Le Togo mise sur le solaire pour éclairer ses habitants

Qu’il s’agisse de charger son portable ou de regarder un match de foot, Ousmane Kantcho devait il n’y a encore pas si longtemps aller « en ville »: 15 km de mauvaises pistes parcourues en bicyclette au beau milieu de la savane togolaise.

A plus de 600 km de la capitale Lomé, lorsque la nuit tombait sur son village, Tababou, non raccordé à l’électricité, Ousmane et sa famille se retrouvaient plongés dans l’obscurité.

La vie tournait au ralenti, à la lueur des torches.

« Après la prière de 18H00, chacun restait chez soi, on n’avait rien à faire », explique l’agriculteur de 35 ans en allumant sa télé. « Tout est différent maintenant, on se rassemble pour suivre le match à la maison, et les enfants peuvent étudier jusque tard dans la soirée! ».

Lampes de plafond, télé, radio, prises… Ce confort qui paraîtrait bien banal à tant d’autres lui est aujourd’hui permis grâce à un petit panneau solaire de 50 watts perché sur le toit de sa maison en torchis.

Le gouvernement togolais a lancé en 2018 un ambitieux plan d’électrification pour le pays, en partenariat avec le secteur privé: l’objectif est d’atteindre 100% de couverture d’ici à 2030, pour un coût total de 952 milliards de francs CFA (1,4 milliard d’euros).

« Il n’y a pas si longtemps on était très en retard sur le reste de la sous-région mais depuis deux ans nous avons mis le paquet », confie le directeur général de l’Energie du Togo, Abbas Abdoulaye.

Seuls 30% du territoire – un chiffre qui chutait à 2% en zone rurale – était raccordé à l’électricité en 2016-2017, contre près de 50% aujourd’hui, assure-t-il.

Le Togo, qui importe plus la moitié de l’énergie dont il a besoin du Nigeria et du Ghana, mise notamment sur le solaire pour développer avec des start-up l’accès à l’électricité de ses huit millions d’habitants jusque dans les zones les plus reculées du pays.

– ‘Micro-crédit’ –

Selon M. Abdoulaye, l’extension du réseau existant demande des investissements importants et serait « trop coûteux pour des populations à faibles revenus », dans un pays où la moitié de la population vit avec moins d’1,90 dollar par jour, le seuil de l’extrême pauvreté, selon le dernier rapport de la Banque Mondiale.

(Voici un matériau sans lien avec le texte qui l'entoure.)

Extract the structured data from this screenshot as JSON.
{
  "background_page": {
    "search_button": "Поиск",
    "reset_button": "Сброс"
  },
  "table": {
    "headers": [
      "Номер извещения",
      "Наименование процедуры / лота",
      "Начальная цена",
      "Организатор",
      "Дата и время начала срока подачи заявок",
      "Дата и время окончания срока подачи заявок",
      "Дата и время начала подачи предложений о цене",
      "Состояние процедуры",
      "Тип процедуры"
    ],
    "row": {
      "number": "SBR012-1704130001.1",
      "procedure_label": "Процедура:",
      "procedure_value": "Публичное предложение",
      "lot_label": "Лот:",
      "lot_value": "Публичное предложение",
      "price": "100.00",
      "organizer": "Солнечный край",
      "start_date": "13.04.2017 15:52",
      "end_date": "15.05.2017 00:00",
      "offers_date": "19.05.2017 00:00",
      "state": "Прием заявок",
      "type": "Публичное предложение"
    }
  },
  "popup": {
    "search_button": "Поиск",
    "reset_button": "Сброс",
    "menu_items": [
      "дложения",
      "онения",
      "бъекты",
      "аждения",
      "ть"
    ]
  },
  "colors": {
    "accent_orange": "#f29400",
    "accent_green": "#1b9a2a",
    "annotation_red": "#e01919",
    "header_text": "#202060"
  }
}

Alors à Tababou et dans plus de 2.000 autres villages, on a opté pour le Solar Home System (SHS), des kits solaires individuels développés par des start-up comme la société anglaise Bboxx, aujourd’hui présente dans une dizaine de pays africains, après une première expérience réussie au Rwanda.

Le président Faure Gnassingbé, qui briguera un quatrième mandat lors de la présidentielle de samedi, ne cache d’ailleurs pas son admiration pour ce pays des grands lacs dirigé d’une main de fer par Paul Kagame, mais souvent qualifié de « miracle économique » sur le continent.

« C’est incontestablement un modèle de réussite », a confirmé cette semaine à l’AFP le chef de l’Etat togolais, en pleine campagne électorale.

Au total, 550.000 ménages devraient être équipés de kits solaires individuels d’ici 10 ans.

« Cela fonctionne un peu comme du microcrédit », explique le directeur commercial de Bboxx Togo, Alexandre Kouigan.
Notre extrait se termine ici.